Max Beck (1966January 12, 2008) was an American intersex advocate, active in the now-defunct Intersex Society of North America (ISNA). Max participated in the first known public demonstration against human rights violations on intersex people, which took place in Boston on October 26, 1996. The event is now commemorated by Intersex Awareness Day.

Early life
Max Beck has described how his sex was not determinable at birth. Through testing it was discovered that he had mosaic XY/X0 chromosomes. His gonads were removed, and he was raised female, with yearly visits to endocrinologists and urologists. Beck's genitals were described as not yet "finished". Puberty "came in pill form", with a vaginoplasty, and he later attempted suicide. He survived and later met Tamara Alexander, later his wife, and subsequently switched hormone treatment to testosterone. The couple married on February 12, 2000. Alexander describes how the medical management of Beck's childhood is an "analogue for childhood sexual abuse", where disclosure and living were a blessing.

Activism
Beck has described how his activism began in 1996. In that year, he and Morgan Holmes acted as spokespersons for ISNA and participants in a demonstration outside the conference of the American Academy of Pediatrics on October 26, 1996 alongside allies from Transsexual Menace including Riki Wilchins.

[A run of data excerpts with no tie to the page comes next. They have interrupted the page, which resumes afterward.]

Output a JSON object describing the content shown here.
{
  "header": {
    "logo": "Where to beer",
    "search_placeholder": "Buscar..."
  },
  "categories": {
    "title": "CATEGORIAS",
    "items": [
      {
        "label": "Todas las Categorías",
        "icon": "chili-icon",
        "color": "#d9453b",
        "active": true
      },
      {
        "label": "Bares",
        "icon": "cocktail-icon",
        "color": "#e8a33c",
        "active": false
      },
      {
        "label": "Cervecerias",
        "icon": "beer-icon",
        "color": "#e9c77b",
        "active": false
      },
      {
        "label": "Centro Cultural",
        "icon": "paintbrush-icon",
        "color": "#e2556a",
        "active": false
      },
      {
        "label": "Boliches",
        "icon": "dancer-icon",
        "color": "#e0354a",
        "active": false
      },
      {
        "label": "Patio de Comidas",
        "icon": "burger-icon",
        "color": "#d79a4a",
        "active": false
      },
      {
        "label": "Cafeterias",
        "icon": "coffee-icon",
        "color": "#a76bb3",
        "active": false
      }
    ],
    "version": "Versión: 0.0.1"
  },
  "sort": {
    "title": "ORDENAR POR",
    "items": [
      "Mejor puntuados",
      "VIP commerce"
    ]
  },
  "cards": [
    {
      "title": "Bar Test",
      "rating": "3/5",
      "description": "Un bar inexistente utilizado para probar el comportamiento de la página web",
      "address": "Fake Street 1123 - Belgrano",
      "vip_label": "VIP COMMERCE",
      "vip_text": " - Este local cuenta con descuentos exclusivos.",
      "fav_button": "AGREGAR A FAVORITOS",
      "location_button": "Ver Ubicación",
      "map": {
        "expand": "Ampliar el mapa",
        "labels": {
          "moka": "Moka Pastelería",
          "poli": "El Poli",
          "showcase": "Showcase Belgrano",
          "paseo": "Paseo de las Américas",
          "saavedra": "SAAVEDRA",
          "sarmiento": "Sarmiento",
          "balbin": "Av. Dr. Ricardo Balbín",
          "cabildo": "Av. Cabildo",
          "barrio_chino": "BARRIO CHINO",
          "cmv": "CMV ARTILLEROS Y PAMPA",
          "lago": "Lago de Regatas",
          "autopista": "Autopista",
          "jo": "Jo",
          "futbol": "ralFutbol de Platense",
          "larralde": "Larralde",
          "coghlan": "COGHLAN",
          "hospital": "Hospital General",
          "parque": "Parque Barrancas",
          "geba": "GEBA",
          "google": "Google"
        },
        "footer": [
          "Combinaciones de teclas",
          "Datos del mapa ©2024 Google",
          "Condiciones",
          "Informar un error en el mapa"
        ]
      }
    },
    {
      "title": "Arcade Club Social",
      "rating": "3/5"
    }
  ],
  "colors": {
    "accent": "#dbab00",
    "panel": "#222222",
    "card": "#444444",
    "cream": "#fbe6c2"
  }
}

Holmes has written that the event was intended not as a demonstration but as participation in the conference. She states that the pair went to deliver an address, "on long-term outcomes and to challenging their still-prevailing opinion that cosmetic surgery to "fix" intersexed genitals was the best course of action", but were "met, officially, with hostility and were escorted out of the conference by security guards". Following the event, the Academy published a press release stating that "From the viewpoint of emotional development, 6 weeks to 15 months seems the optimal period for genital surgery."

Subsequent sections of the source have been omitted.